Take the above example. Using data from 2010-2013, the 95% confidence interval for expected points for a 1st and 10 at the opponent's 35 ranges from 3.0 to 3.68. We think that plausible values for the 'true' expected points from that scenario lie in that range, based on the data we've collected. Say the 'true' value is closer to 3.0, say 3.15 and we make a decision that is supposed to net us a half a point in expected points. It's entirely possible that we haven't really made any positive gains at all!
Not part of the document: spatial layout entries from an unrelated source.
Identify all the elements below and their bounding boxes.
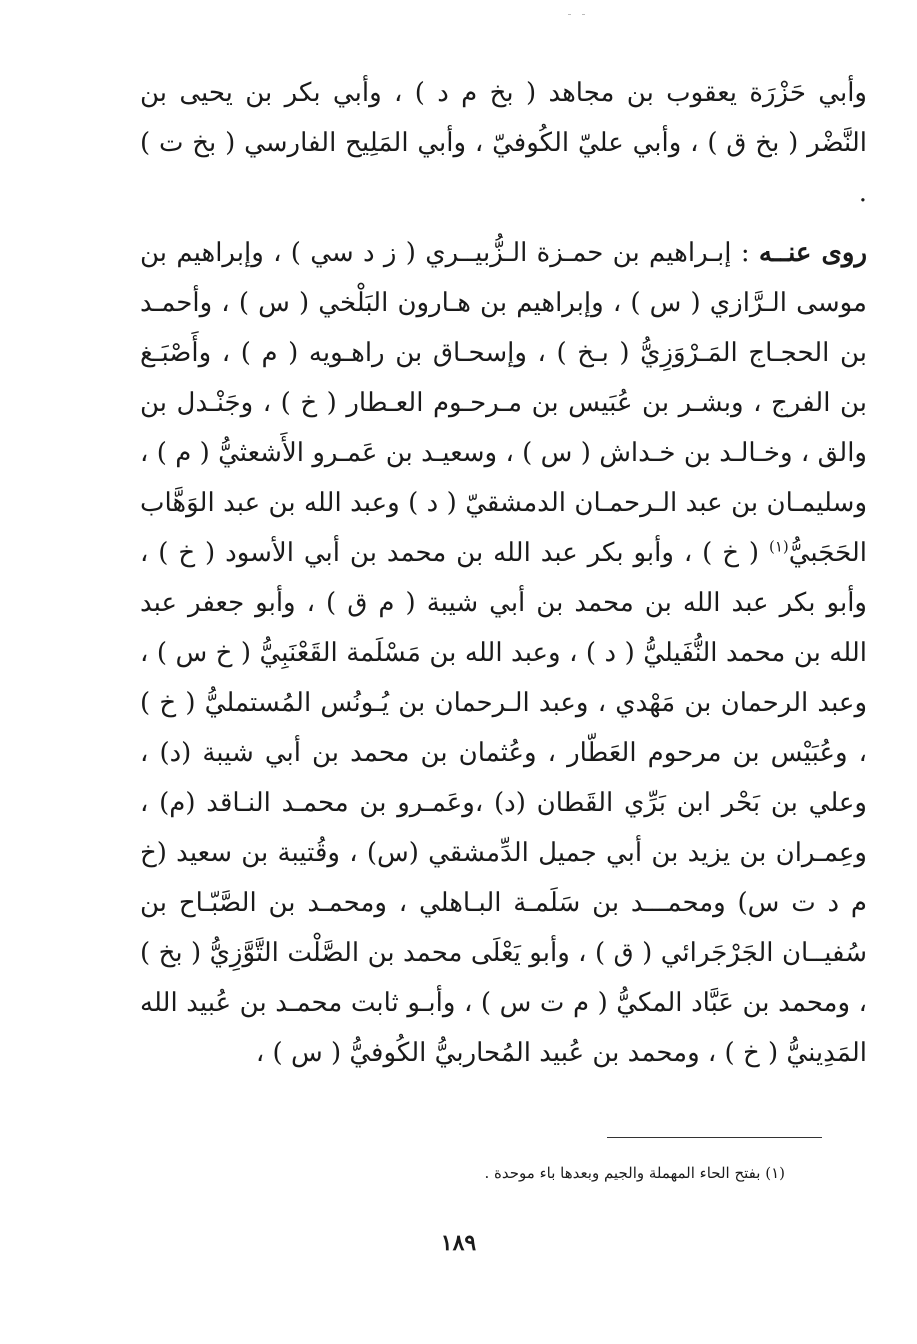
footnote-text: (١) بفتح الحاء المهملة والجيم وبعدها باء موحدة . (484, 1164, 785, 1182)
section-label: روى عنــه (758, 238, 867, 268)
paragraph-text-part-2: ( خ ) ، وأبو بكر عبد الله بن محمد بن أبي الأسود ( خ ) ، وأبو بكر عبد الله بن محمد بن أبي شيبة ( م ق ) ، وأبو جعفر عبد الله بن محمد النُّفَيليُّ ( د ) ، وعبد الله بن مَسْلَمة القَعْنَبِيُّ ( خ س ) ، وعبد الرحمان بن مَهْدي ، وعبد الـرحمان بن يُـونُس المُستمليُّ ( خ ) ، وعُبَيْس بن مرحوم العَطّار ، وعُثمان بن محمد بن أبي شيبة (د) ، وعلي بن بَحْر ابن بَرِّي القَطان (د) ،وعَمـرو بن محمـد النـاقد (م) ، وعِمـران بن يزيد بن أبي جميل الدِّمشقي (س) ، وقُتيبة بن سعيد (خ م د ت س) ومحمـــد بن سَلَمـة البـاهلي ، ومحمـد بن الصَّبّـاح بن سُفيــان الجَرْجَرائي ( ق ) ، وأبو يَعْلَى محمد بن الصَّلْت التَّوَّزِيُّ ( بخ ) ، ومحمد بن عَبَّاد المكيُّ ( م ت س ) ، وأبـو ثابت محمـد بن عُبيد الله المَدِينيُّ ( خ ) ، ومحمد بن عُبيد المُحاربيُّ الكُوفيُّ ( س ) ، (140, 538, 867, 1068)
scan-speck (568, 14, 571, 15)
paragraph-narrators-from: وأبي حَزْرَة يعقوب بن مجاهد ( بخ م د ) ، وأبي بكر بن يحيى بن النَّضْر ( بخ ق ) ، وأبي عليّ الكُوفيّ ، وأبي المَلِيح الفارسي ( بخ ت ) . (140, 78, 867, 208)
footnote-divider (607, 1137, 822, 1138)
paragraph-text-part-1: : إبـراهيم بن حمـزة الـزُّبيــري ( ز د سي ) ، وإبراهيم بن موسى الـرَّازي ( س ) ، وإبراهيم بن هـارون البَلْخي ( س ) ، وأحمـد بن الحجـاج المَـرْوَزِيُّ ( بـخ ) ، وإسحـاق بن راهـويه ( م ) ، وأَصْبَـغ بن الفرج ، وبشـر بن عُبَيس بن مـرحـوم العـطار ( خ ) ، وجَنْـدل بن والق ، وخـالـد بن خـداش ( س ) ، وسعيـد بن عَمـرو الأَشعثيُّ ( م ) ، وسليمـان بن عبد الـرحمـان الدمشقيّ ( د ) وعبد الله بن عبد الوَهَّاب الحَجَبيُّ (140, 238, 867, 568)
footnote-reference: (١) (768, 537, 789, 556)
paragraph-narrated-by (140, 228, 867, 1078)
scan-speck (582, 14, 585, 15)
page-number: ١٨٩ (440, 1230, 477, 1256)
Simply put, without stating uncertainty, it's hard to know when we're making progress or losing ground.

What's next?

We haven't really discussed whether or not expected points is a 'good' statistic or not. I think it's an entirely reasonable statistic and an entirely reasonable approach to a difficult problem. However, it's worth noting that there are some problems with it. For instance, the number of plays and possessions between scores is highly variable. Is it possible that the expected points on a drive that ultimately results in a touchdown are the same as those from the same field position but where the 'next score' comes after four changes of possession? It's hard to say.

An alternative exists, but it's more methodologically complicated. David Romer, an economist, wrote a famous paper [PDF] on fourth downs using a method called dynamic programming. This paper has grown a little long in the tooth, so perhaps it is time to revisit it with modern data! A project for another day.